A segunda mãe de Manoel conta que nunca pensou em desistir de ser a doadora do filho. “Eu não tive dúvidas. Quando soube que a solução era o transplante senti que eu seria a doadora, ele é meu filho e eu faço o que for necessário para o bem-estar dele. E hoje eu vivo normalmente, como e bebo o que eu quero e minha saúde está ótima”, afirma.

Conscientização

Para Manoel, é muito importante conversar sobre doação de órgãos com a família e pensar em ser doador. “Para quem quer doar pode ter certeza de que está resgatando a vida de outra pessoa e isso é uma ação que não tem preço”, diz.

O médico nefrologista do Hospital Estadual Alberto Rassi (HGG), Afonso Lucas Oliveira Nascimento, espera que, com políticas de incentivo e informação, o medo da doação diminua.

“É muito importante ter consciência que a doação de órgãos salva muitas vidas. O que me deixa feliz é que a cada momento que passa esse medo da doação diminui e a vontade de fazer com que as pessoas mudem o prognostico e a qualidade de vida aumenta”, diz Afonso.

Médico Nefrologista do Hospital Estadual Alberto Rassi (HGG), Afonso Lucas Oliveira Nascimento (Foto: Sagres Online)

Segundo o médico, para realizar o transplante de órgãos, existem dois tipos de doadores: o vivo e o falecido. No segundo caso, é a família que autoriza a doação, por isso é extremamente importante o diálogo.

“Quem decide se haverá ou não essa doação é a família, então no momento da morte a equipe de transplante vai falar com os familiares e, se eles derem uma negativa desse órgão, infelizmente, não será doado”, explica o médico.

É possível doar em vida um dos rins (como foi o caso da Martha e do Manoel), parte do fígado, parte dos pulmões ou medula óssea. Nesses casos, a legislação brasileira permite que cônjuges e parentes de até quarto grau sejam doadores.

Para pessoas que não estão inseridas nessas características, só é possível doar com autorização judicial, exceto nos casos de doação de medula óssea.

No Brasil, nos últimos quatro anos, foram realizados mais de 15 mil transplantes entre pessoas vivas só no Sistema Único de Saúde (SUS). A modalidade é possível desde que não impeça o organismo do doador de continuar vivo e não ofereça risco para a sua integridade.

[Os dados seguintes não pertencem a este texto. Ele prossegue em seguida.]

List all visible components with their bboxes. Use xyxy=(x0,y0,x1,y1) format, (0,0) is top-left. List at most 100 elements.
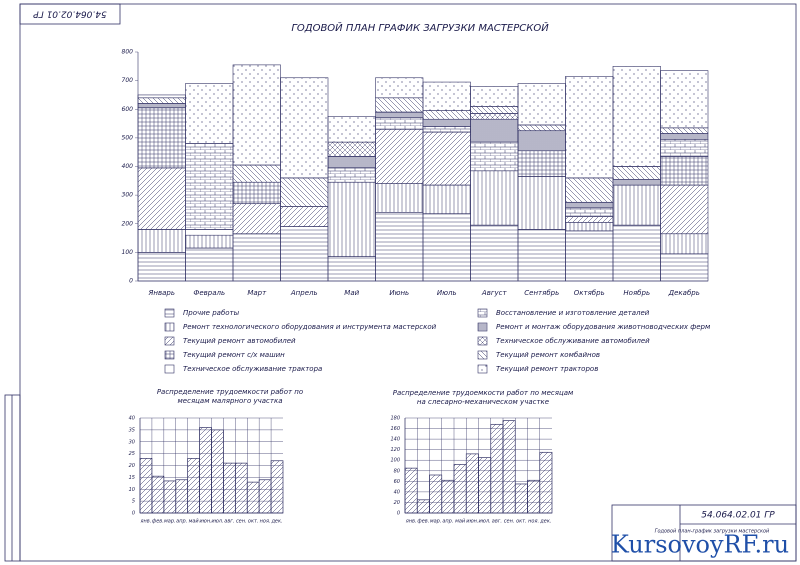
legend-label: Текущий ремонт с/х машин xyxy=(183,351,285,359)
x-tick-label: май xyxy=(189,519,200,525)
bar-segment xyxy=(565,177,614,203)
x-tick-label: Август xyxy=(481,289,508,297)
y-tick-label: 20 xyxy=(129,463,135,469)
bar xyxy=(502,420,516,514)
legend-swatch xyxy=(164,308,175,318)
x-tick-label: окт. xyxy=(248,519,259,525)
chart-title: месяцам малярного участка xyxy=(178,397,283,405)
bar-segment xyxy=(422,110,471,120)
x-tick-label: Октябрь xyxy=(574,289,605,297)
y-tick-label: 10 xyxy=(129,487,135,493)
bar-segment xyxy=(565,230,614,282)
bar-segment xyxy=(660,156,709,186)
bar-segment xyxy=(660,70,709,129)
bar-segment xyxy=(185,143,234,230)
bar-segment xyxy=(470,113,519,120)
x-tick-label: авг. xyxy=(492,519,502,525)
bar-segment xyxy=(327,181,376,257)
bar-segment xyxy=(375,183,424,213)
bar-segment xyxy=(327,156,376,169)
legend-label: Восстановление и изготовление деталей xyxy=(496,309,650,317)
x-tick-label: июл. xyxy=(211,519,223,525)
y-tick-label: 200 xyxy=(122,220,134,227)
bar-segment xyxy=(470,118,519,143)
x-tick-label: дек. xyxy=(270,519,282,525)
bar-segment xyxy=(422,118,471,127)
legend-label: Текущий ремонт тракторов xyxy=(496,365,598,373)
bar xyxy=(258,479,272,514)
x-tick-label: мар. xyxy=(164,519,176,525)
y-tick-label: 80 xyxy=(394,468,400,474)
bar-segment xyxy=(137,229,186,253)
bar-segment xyxy=(185,247,234,282)
y-tick-label: 60 xyxy=(394,479,400,485)
bar-segment xyxy=(185,229,234,236)
x-tick-label: авг. xyxy=(224,519,234,525)
bar-segment xyxy=(280,177,329,207)
bar-segment xyxy=(565,216,614,223)
chart-title: Распределение трудоемкости работ по xyxy=(157,388,303,396)
x-tick-label: ноя. xyxy=(260,519,271,525)
x-tick-label: июл. xyxy=(479,519,491,525)
bar-segment xyxy=(612,66,661,167)
legend-label: Прочие работы xyxy=(183,309,240,317)
x-tick-label: Ноябрь xyxy=(623,289,650,297)
bar xyxy=(404,467,418,514)
bar-segment xyxy=(565,222,614,232)
y-tick-label: 5 xyxy=(132,499,135,505)
x-tick-label: июн. xyxy=(466,519,478,525)
x-tick-label: апр. xyxy=(442,519,453,525)
chart-title: ГОДОВОЙ ПЛАН ГРАФИК ЗАГРУЗКИ МАСТЕРСКОЙ xyxy=(291,21,549,34)
legend-label: Текущий ремонт комбайнов xyxy=(496,351,600,359)
x-tick-label: фев. xyxy=(417,519,429,525)
bar-segment xyxy=(422,81,471,111)
code-box xyxy=(19,3,121,25)
chart-title: Распределение трудоемкости работ по меся… xyxy=(393,389,574,397)
bar-segment xyxy=(422,126,471,133)
x-tick-label: окт. xyxy=(516,519,527,525)
bar-segment xyxy=(137,97,186,104)
bar-segment xyxy=(280,206,329,227)
y-tick-label: 140 xyxy=(390,437,400,443)
bar-segment xyxy=(375,212,424,282)
y-tick-label: 0 xyxy=(129,278,133,285)
x-tick-label: Апрель xyxy=(290,289,318,297)
bar xyxy=(199,427,212,514)
x-tick-label: апр. xyxy=(176,519,187,525)
title-block xyxy=(611,504,797,562)
side-strip xyxy=(4,394,21,562)
y-tick-label: 35 xyxy=(129,427,135,433)
bar-segment xyxy=(185,234,234,249)
legend-swatch xyxy=(164,350,175,360)
legend-label: Ремонт и монтаж оборудования животноводч… xyxy=(496,323,711,331)
bar-segment xyxy=(517,229,566,282)
bar xyxy=(453,464,467,514)
bar-segment xyxy=(612,166,661,180)
bar xyxy=(490,423,504,514)
bar-segment xyxy=(422,131,471,186)
x-tick-label: фев. xyxy=(152,519,164,525)
bar-segment xyxy=(280,77,329,179)
legend-swatch xyxy=(477,322,488,332)
x-tick-label: Январь xyxy=(148,289,175,297)
x-tick-label: янв. xyxy=(141,519,152,525)
bar-segment xyxy=(660,133,709,140)
bar-segment xyxy=(137,94,186,99)
bar-segment xyxy=(612,224,661,282)
y-tick-label: 100 xyxy=(390,458,400,464)
legend-swatch xyxy=(477,336,488,346)
bar xyxy=(211,429,224,514)
bar-segment xyxy=(517,130,566,152)
bar-segment xyxy=(232,233,281,282)
legend-swatch xyxy=(164,364,175,374)
bar xyxy=(441,479,455,514)
bar-segment xyxy=(327,116,376,143)
x-tick-label: июн. xyxy=(199,519,211,525)
bar xyxy=(416,499,430,514)
bar-segment xyxy=(137,252,186,282)
bar xyxy=(223,462,236,514)
bar-segment xyxy=(137,103,186,109)
bar xyxy=(514,483,528,514)
legend-swatch xyxy=(477,308,488,318)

Doação de órgãos e tecidos

Segundo o Ministério da Saúde, mais de 3.700 vidas foram salvas até junho de 2022, por meio da doação de órgãos e tecidos. Em Goiás, 329 transplantes de órgãos e tecidos foram realizados nos 7 primeiros meses de 2022.

De acordo com o médico nefrologista, desde sua implantação em 2017, o Serviço de Transplantes Renais do HGG já realizou cerca de 700 procedimentos. E um desses casos é do aposentado Jessé Pereira Barros. Ele conta que há cinco anos descobriu que a doença renal crônica, após ser picado por uma cobra.

“Minha pressão subiu e tudo foi piorando. No início pensei que poderia ser uma úlcera, pois sempre que me alimentava vomitava e passava muito mal. Quando fui ao médico para saber qual o estado do meu estômago descobri que o problema era renal e que já deveria estar fazendo hemodiálise”, relata.

Jessé Pereira Barros (Foto: Sagres Online)

O Jessé disse que quando recebeu o diagnóstico a família sofreu bastante e precisou ser o apoio para eles. “Eu não me apavorei, porque quando isso acontece aumenta o sofrimento. Então pensei em lutar pela minha vida sem ter medo do que estava por vir”, conta.

O aposentado lembra o dia em que recebeu a notícia que tinha conseguido um órgão compatível e enfim poderia realizar a cirurgia. “Foi só felicidade! O médico me ligou e disse o que estava acontecendo, na hora eu mal conseguia acreditar. Eu fiquei muito emocionado, almocei e já corri para o hospital”, relata.

A cirurgia foi realizada no dia 2 de novembro de 2022, e nesta terça-feira (15), o Jessé já deve receber alta. “Quero ir para casa abraçar minha esposa e depois viajar para rever meus pais”, conclui.